Link: What the Libyan situation means for gasoline prices. #rsrh
Why the Disruption of Libyan Oil Has Led to a Price Spike
Europe is most immediately affected by the Libyan crisis. More than 85 percent of Libya’s exports go to Europe, with more than a third of that going to Italy. Most of the rest goes to Asia. About 5 percent is sent to the United States.
ENI, the Italian oil company, Repsol of Spain, Total of France, Statoil of Norway, and BASF, the German chemical and energy company, have halted much if not most of their oil production in Libya and moved personnel out of the country.
In a research note, Barclays Capital estimated that around one million barrels a day of production had been shut down, or more than half the country’s total. Much of Libya’s oil producing capacity and its port facilities are in the eastern part of the country, where the government has lost the most control.

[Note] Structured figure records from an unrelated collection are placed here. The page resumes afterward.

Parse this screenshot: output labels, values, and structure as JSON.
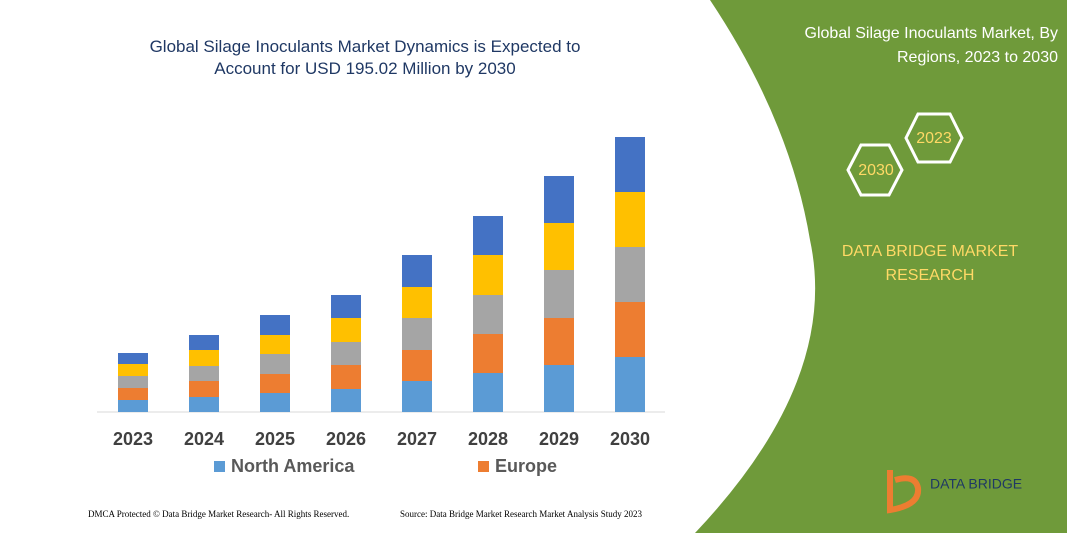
{
  "chart_data": {
    "type": "stacked-bar",
    "title": "Global Silage Inoculants Market Dynamics is Expected to Account for USD 195.02 Million by 2030",
    "categories": [
      "2023",
      "2024",
      "2025",
      "2026",
      "2027",
      "2028",
      "2029",
      "2030"
    ],
    "series": [
      {
        "name": "North America",
        "color": "#5b9bd5",
        "values": [
          12,
          15,
          19,
          23,
          31,
          39,
          47,
          55
        ]
      },
      {
        "name": "Europe",
        "color": "#ed7d31",
        "values": [
          12,
          16,
          19,
          24,
          31,
          39,
          47,
          55
        ]
      },
      {
        "color": "#a5a5a5",
        "values": [
          12,
          15,
          20,
          23,
          32,
          39,
          48,
          55
        ]
      },
      {
        "color": "#ffc000",
        "values": [
          12,
          16,
          19,
          24,
          31,
          40,
          47,
          55
        ]
      },
      {
        "color": "#4472c4",
        "values": [
          11,
          15,
          20,
          23,
          32,
          39,
          47,
          55
        ]
      }
    ]
  },
  "panel": {
    "title": "Global Silage Inoculants Market, By Regions, 2023 to 2030",
    "hex_front": "2023",
    "hex_back": "2030",
    "brand": "DATA BRIDGE MARKET RESEARCH",
    "logo": "DATA BRIDGE"
  },
  "footer": {
    "left": "DMCA Protected © Data Bridge Market Research- All Rights Reserved.",
    "right": "Source: Data Bridge Market Research Market Analysis Study 2023"
  }
}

That leaves the eyes of the oil world on neighboring Algeria, another country with a history of unrest. Algeria is the seventh-biggest source of American oil imports.
“You have a powder keg in Algeria with social problems, ethnic problems and an Islamist organization blended together and overlapping,” said Michael J. Economides, a professor of engineering and energy economics at the University of Houston. “Many refineries would go into paroxysm if they lose Libyan and Algerian oil.”
Most Middle East oil production is controlled by national oil companies that operate as virtual state agencies and coordinate their security needs with the national militaries.
But that is not the case in either Libya or Algeria, where American and European oil companies have invested heavily over the last decade to bolster production that had been lagging. Foreign companies have shown in Libya, and to a lesser extent in Egypt, that they will shut down exploration and production and close their offices rather than jeopardize the safety of their employees.